Nottingham Forest boss Billy Davies: I was a nightmare for Birmingham boss Alex McLeish

Billy Davies

Fiery: Billy Davies

Alex McLeish goes head to head with Billy Davies’s Nottingham Forest at the City Ground today with vivid memories of a ‘fiery, right wee shop steward.’

Davies was a player under McLeish at Motherwell and the now Birmingham boss recalled: ‘He was fiery — a nippy sweetie, as we say in Scotland — which means a bit hot. Any time he was left out of the team, my door was always being tapped.

‘He was a right wee shop steward. He could never sit still. He only wanted to be playing though, which was fair enough.

'I never had any major bust-ups with him, but I’m ginger-haired and he’s small, so we both have our own causes. But I knew he was destined for coaching because he had his own team and he was always making notes.

'Mind you, he had a lovely left foot. He could ping the ball all over the park with that and could have opened a tin of peas with it.

‘And he’s built a mobile team at Forest. I tipped them at the start of the season to be surprise contenders for promotion. We have probably got the hardest tie of the third round.’

Davies, being Davies, did not shy away from the barb — and threw a couple back of his own.

‘A nippy sweetie means a pain in the a**e in your language,’ he said when told of McLeish’s comments.

‘I wouldn’t have been tapping on his door. I slammed on his door.

Alex McLeish

Golden days: Alex McLeish during his playing days.

‘It was his first managerial job. He took over from Tommy McLean. We finished second in the league, played some wonderful football.

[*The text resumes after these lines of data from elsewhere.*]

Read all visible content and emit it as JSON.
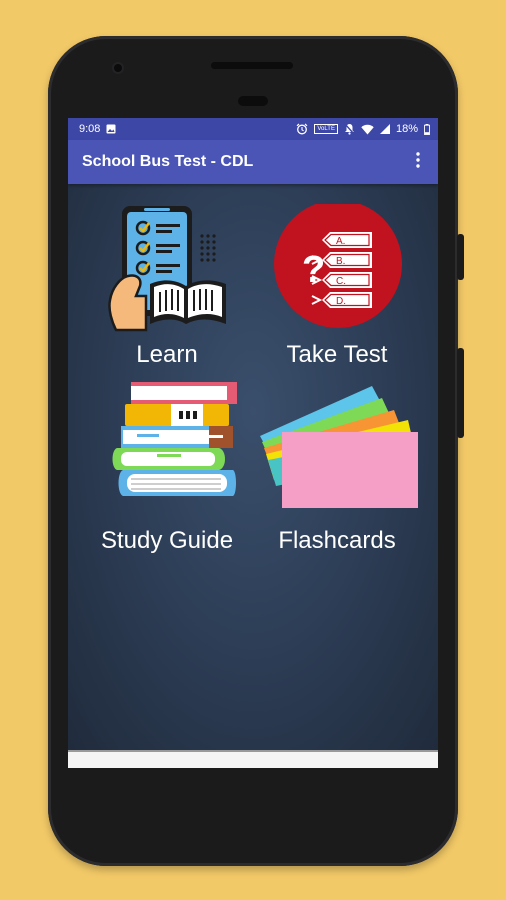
{
  "status_bar": {
    "time": "9:08",
    "battery": "18%",
    "icons": [
      "image-icon",
      "alarm-icon",
      "volte-icon",
      "mute-icon",
      "wifi-icon",
      "signal-icon",
      "battery-icon"
    ],
    "volte_label": "VoLTE"
  },
  "app_bar": {
    "title": "School Bus Test - CDL",
    "menu_icon": "more-vert-icon"
  },
  "tiles": [
    {
      "label": "Learn",
      "icon": "checklist-book-icon"
    },
    {
      "label": "Take Test",
      "icon": "multiple-choice-icon"
    },
    {
      "label": "Study Guide",
      "icon": "book-stack-icon"
    },
    {
      "label": "Flashcards",
      "icon": "flashcards-icon"
    }
  ],
  "colors": {
    "background": "#f2c967",
    "status_bar": "#3d47a6",
    "app_bar": "#4a55b6",
    "content_center": "#3a4f6c",
    "test_circle": "#c1121f"
  },
  "test_choices": [
    "A.",
    "B.",
    "C.",
    "D."
  ]
}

‘It was a great year. He was a winner as a player, and a winner as a manager.

‘As a player he was a full-hearted, committed, wanting-to-win centre back, and he played in that fashion. When he came to Motherwell, you could see then.

'He would claim that he was the best player in training every day. Every day he came in and all you would hear in the corridors was “I was man of the match again”.

'B*******. He never clocked up as many man-of-the-matches as he thought he did.’